S’il y a des trucs pour augmenter l’insouciance, je suis preneur. Des astuces pour exacerber le présent, arrêter un peu cette obsession du futur, cette pensée fausse beaucoup trop omniprésente dans ma tête que si quelque chose n’a pas une espérance de vie considérable, elle ne vaut pas la peine qu’on s’y attarde? Amenez-en. Si je règle cela un jour, je pourrai peut-être du même coup accorder de l’importance à mon existence. Zimaginez?

Mais ça, c’est un sujet pour une prochaine fois.

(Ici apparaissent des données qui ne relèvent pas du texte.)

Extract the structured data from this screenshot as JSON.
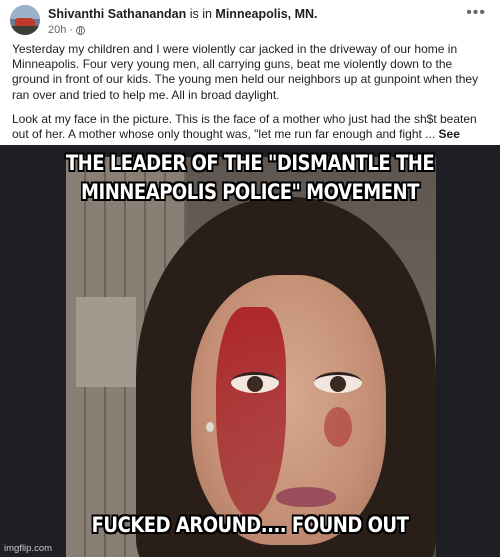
{
  "post": {
    "author": "Shivanthi Sathanandan",
    "location_prefix": "is in",
    "location": "Minneapolis, MN.",
    "time": "20h",
    "more_icon": "ellipsis-icon",
    "paragraph1": "Yesterday my children and I were violently  car jacked in the driveway of our home in Minneapolis. Four very young men, all carrying guns, beat me violently down to the ground in front of our kids. The young men held our neighbors up at gunpoint when they ran over and tried to help me. All in broad daylight.",
    "paragraph2": "Look at my face in the picture. This is the face of a mother who just had the sh$t beaten out of her. A mother whose only thought was, \"let me run far enough and fight ...",
    "see_more": "See more"
  },
  "meme": {
    "top_text": "THE LEADER OF THE \"DISMANTLE THE MINNEAPOLIS POLICE\" MOVEMENT",
    "bottom_text": "FUCKED AROUND.... FOUND OUT",
    "watermark": "imgflip.com"
  }
}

D’ici là, souhaitez moi de rencontrer l’amour.

Troisième cue.

Wanna Eff-You-Sea-Kay?

Votre charme m’aveugle, votre sensualité me subjugue,
Avec vous, admirer et désirer conjointement se conjuguent.
C’est mû par l’extase de vos maints charmes qui envoutent
Que je me risque à cette supplique qui étonnera sans doute:

Acceptez-vous, jolie dame à la silhouette envoutante,
Que je vous prenne en levrette séance tenante?
Allouez-vous l’intrusive présence de mon sexe auguste
Dans la divine vallée de votre plantureux buste?

Pardonnez-moi, je vous en prie, d’être aussi prompt,
Ne voyez pas en moi qu’un triste et vulgaire polisson.
Je vous inviterais bien volontier à partager un verre
Mais l’alcool m’empêche de bander dur comme fer.

Car pour faire honneur à votre insondable beauté
Ne saurait suffire qu’un mât pleinement érigé.
C’est pourquoi je vous le propose sans ambage,
Laissez-moi, ô gracieuse, vous pénétrer en sauvage.